Apple and Microsoft also have cloud backup solutions that customers using these platforms can use to recover from a lost mobile device. But Bellovin said a lot depends on how securely such cloud systems are managed.
“How easy is it to add another device’s public key to an account, without authorization?” Bellovin wondered. “I think their protocols make it impossible, but others disagree.”
Nicholas Weaverteacher at the computer science department of University of California, Berkeleysaid websites should still have a recovery mechanism in place for the “you’ve lost your phone and password” scenario, which he described as “a very difficult problem to solve securely and already one of the biggest weaknesses in our current system.”
“If you forget the password and lose your phone and can recover it, it’s a huge target for attackers,” Weaver said in an email. “If you forgot the password and lose your phone and CANNOT, well, you’ve lost your authorization token used to login. It will have to be the last. Apple has the infrastructure to support it (iCloud keychain), but it’s unclear if Google does.”
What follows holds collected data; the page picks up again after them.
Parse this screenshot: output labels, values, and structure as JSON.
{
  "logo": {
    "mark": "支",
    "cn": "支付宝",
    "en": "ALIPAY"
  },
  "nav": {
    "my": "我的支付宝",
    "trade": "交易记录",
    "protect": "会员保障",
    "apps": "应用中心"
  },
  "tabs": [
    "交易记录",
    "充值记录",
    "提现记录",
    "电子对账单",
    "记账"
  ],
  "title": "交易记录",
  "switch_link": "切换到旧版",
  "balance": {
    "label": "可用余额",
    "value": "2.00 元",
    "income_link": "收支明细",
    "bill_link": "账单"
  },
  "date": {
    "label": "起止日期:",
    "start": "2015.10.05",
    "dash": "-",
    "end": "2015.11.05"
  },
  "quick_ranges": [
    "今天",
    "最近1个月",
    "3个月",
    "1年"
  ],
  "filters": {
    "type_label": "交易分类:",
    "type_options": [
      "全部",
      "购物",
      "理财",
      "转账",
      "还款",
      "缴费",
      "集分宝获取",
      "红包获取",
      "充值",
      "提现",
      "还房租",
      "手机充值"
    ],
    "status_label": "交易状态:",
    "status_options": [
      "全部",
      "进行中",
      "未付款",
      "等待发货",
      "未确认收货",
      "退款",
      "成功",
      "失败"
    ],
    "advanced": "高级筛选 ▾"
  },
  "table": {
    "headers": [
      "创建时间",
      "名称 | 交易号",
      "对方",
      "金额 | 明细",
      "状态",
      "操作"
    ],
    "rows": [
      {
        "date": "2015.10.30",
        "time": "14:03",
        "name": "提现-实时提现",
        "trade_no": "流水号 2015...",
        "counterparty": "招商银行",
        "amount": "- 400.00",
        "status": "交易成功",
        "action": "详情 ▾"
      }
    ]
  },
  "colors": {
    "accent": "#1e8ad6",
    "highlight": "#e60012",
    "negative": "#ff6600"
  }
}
Still, he said, the overall FIDO approach has been a great tool for improving both security and usability.
“It’s really a really good step forward, and I’m excited to see this,” Weaver said. “Taking advantage of the strong authentication of the phone owner’s phone (if you have a decent passcode) is quite nice. And at least for the iPhone, you can make this robust, even for phone compromises, since it’s the secure enclave that would handle this and the secure enclave doesn’t trust the host OS.”
The tech giants said the new passwordless capabilities will be enabled “over the next year” on Apple, Google and Microsoft platforms. But experts said it will likely be several more years before smaller web destinations adopt the technology and ditch passwords altogether.
Recent research shows that far too many people still reuse or recycle passwords (slightly modifying the same password), posing an account takeover risk when those credentials are eventually exposed to a data breach. A report in March from a cybersecurity firm SpyCloud found that 64 percent of users reuse passwords for multiple accounts, and 70 percent of credentials compromised in previous breaches are still in use.
A March 2022 White Paper on the FIDO approach is available here (pdf). An FAQ about this can be found here.